In mourning but still defiant, Benghazi's residents today buried their dead and assessed the damage to their city and their military gains after a deadly battle against government troops.
In Hawari cemetery, hundreds of men gathered to bury those killed in fighting overnight. The mourners, all men and many in military fatigues, wept openly in each others' arms.
Some were overcome by the scene -- two long trenches dug into the massive cemetery, spaces for each cloth-wrapped body marked by a stone, the bodies laid down one-by-one to the sound of gunfire and chants of "God is great."
The mood in the cemetery and across the city, where the signs of a sustained battle could be seen, was defiant. Residents boasted of the retreat of Libyan leader Muammar Gaddafi's troops, and heralded the support of international military enforcement of a United Nations-mandated no-fly zone.
"This is the beginning of the end and we hope he (Gaddafi) will never rule us again," said Jomaa al-Jazwi, 62, a former high court judge in the rebel stronghold.
His 31-year-old son was killed fighting Gaddafi's troops as they entered the city from the south and west yesterday morning, prompting fierce battles that killed tens of people.
"I spent 15 years in prison without charge, and they killed my son," he said, tears in his eyes as mourners paid their respects.
"Even if we have to lose all our sons, we will have freedom."
In the Jala hospital, the morgue was stacked with the bodies of those killed in the assault, with victims ranging in age from eight to 60.
Some were simply unidentifiable. One charred body lacked a head, another was reduced to no more than ashes in a bag.
Set aside from the bodies of Benghazi's residents were nine more corpses, those of Gaddafi fighters, strewn on a floor in a cell inside the morgue and guarded by armed men.
Curious children peered from outside, wide-eyed at the dried blood surrounded the yellowing feet of one man.
In another room, a rebel's body lay under a thick blue blanket, waiting to be cleaned and prepared for a Muslim burial, his name handwritten on a scrap of paper and taped to the cover.
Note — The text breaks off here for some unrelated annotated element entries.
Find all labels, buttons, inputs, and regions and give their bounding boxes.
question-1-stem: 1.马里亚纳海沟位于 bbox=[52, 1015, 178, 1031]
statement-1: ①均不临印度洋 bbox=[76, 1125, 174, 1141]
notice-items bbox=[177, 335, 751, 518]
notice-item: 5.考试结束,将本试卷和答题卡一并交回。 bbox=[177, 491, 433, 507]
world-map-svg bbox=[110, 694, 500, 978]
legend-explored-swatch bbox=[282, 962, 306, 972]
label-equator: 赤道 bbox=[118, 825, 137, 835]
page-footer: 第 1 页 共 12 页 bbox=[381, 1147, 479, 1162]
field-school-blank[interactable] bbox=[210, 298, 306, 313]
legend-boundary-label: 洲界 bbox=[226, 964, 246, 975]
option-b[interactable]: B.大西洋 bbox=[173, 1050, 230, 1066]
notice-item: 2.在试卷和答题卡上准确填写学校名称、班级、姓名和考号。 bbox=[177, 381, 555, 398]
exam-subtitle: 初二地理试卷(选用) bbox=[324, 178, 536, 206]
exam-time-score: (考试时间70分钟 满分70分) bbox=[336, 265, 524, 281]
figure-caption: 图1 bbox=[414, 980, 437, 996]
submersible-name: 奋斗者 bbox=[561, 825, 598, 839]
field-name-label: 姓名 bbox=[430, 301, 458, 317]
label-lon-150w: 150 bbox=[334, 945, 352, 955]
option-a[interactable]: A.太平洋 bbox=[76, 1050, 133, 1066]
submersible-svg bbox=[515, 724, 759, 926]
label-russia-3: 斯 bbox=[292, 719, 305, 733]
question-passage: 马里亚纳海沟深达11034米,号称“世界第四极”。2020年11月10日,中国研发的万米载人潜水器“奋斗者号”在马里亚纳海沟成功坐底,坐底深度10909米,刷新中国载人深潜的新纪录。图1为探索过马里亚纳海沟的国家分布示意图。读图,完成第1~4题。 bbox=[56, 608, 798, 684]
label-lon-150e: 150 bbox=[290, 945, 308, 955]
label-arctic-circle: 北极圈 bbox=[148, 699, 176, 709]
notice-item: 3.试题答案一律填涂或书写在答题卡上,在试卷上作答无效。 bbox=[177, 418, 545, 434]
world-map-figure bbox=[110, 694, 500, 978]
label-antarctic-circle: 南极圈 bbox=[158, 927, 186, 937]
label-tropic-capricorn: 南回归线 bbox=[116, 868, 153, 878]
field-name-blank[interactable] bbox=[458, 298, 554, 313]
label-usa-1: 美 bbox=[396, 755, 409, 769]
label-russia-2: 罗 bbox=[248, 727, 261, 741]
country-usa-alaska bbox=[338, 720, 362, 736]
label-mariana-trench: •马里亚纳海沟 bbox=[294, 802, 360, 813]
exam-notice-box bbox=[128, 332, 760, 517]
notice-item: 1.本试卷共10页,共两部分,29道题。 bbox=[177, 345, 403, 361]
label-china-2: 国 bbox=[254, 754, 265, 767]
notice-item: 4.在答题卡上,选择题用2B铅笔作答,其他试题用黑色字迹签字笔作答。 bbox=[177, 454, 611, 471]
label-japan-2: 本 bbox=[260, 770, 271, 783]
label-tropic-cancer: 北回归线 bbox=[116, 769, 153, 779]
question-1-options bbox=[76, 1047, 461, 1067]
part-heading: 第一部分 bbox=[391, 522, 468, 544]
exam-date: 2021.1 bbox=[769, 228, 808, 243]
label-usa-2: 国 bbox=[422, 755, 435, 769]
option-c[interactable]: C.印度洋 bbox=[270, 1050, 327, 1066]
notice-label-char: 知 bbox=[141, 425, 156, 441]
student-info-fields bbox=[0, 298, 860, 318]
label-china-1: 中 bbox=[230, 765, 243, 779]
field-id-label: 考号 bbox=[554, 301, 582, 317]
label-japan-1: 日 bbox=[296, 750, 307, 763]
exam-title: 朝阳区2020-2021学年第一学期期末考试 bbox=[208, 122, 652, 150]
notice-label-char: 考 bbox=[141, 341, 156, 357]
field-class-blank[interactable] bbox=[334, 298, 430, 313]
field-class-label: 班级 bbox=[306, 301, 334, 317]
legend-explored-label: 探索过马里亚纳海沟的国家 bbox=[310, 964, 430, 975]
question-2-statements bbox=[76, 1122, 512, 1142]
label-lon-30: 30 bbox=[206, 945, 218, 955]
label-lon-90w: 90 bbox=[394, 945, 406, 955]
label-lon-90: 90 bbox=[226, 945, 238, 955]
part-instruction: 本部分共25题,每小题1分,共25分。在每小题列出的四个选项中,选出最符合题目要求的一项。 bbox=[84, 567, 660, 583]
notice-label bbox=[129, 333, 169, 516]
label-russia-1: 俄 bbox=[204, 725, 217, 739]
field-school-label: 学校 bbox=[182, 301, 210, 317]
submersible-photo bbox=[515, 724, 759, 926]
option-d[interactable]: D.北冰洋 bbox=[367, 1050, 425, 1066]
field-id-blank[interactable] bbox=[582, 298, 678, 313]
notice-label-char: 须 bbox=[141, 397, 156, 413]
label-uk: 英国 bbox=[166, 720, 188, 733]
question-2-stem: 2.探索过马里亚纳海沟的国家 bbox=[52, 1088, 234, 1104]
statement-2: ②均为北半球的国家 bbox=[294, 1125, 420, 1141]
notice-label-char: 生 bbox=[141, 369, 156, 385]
"Yesterday, we called it a toxic situation, there were plenty of injuries, plenty of death, people in the intensive care unit," said 26-year-old Dr Majd al-Mujbari, in Jala's emergency unit.
At least 94 people were killed in Friday's assault on Benghazi, medics and AFP correspondents said today.
Some residents were still in critical condition in the hospital, but others relaxed on beds, smoking and chatting.
Ibrahim Mismari, 35, was injured on the road west of the city.
"Every time we advanced five metres (yards), a bomb or gunfire targeted us," he said. "The car was destroyed. We walked five hours across the desert to get here."
In Benghazi's southern neighbourhoods and outskirts, destroyed buildings and captured Gaddafi military materiel could be seen all around.
In the Tabolino district, rebels held a parade of sorts, a convoy of captured military trucks and weaponry, cheered on by bystanders and drivers.
On the road to al-Wafiya, 35 kilometres west of Benghazi, at least four tanks stood paralysed, some destroyed. The scorched vehicles -- T72s and T55s-- drew curious onlookers who were scolded by rebels retrieving bodies and leftover ammunition.
Yesterday, air strikes by foreign forces smashed Gaddafi tanks and artillery on a site 35 kilometres west of Benghazi, AFP correspondents and insurgents said.
Rebels said the attacks may have stopped the deadly three-pronged assault Gaddafi's forces launched shortly after his government pledged they would not attack Benghazi and were observing a ceasefire.
"If the French had not bombed yesterday evening, he would have made a massacre here," said Abdel Moneim al-Magrabi, a rebel fighter in the Benghazi neighbourhood of Qar Yunis.
"He wouldn't have taken this town, but it would have cost the lives of hundreds of thousands."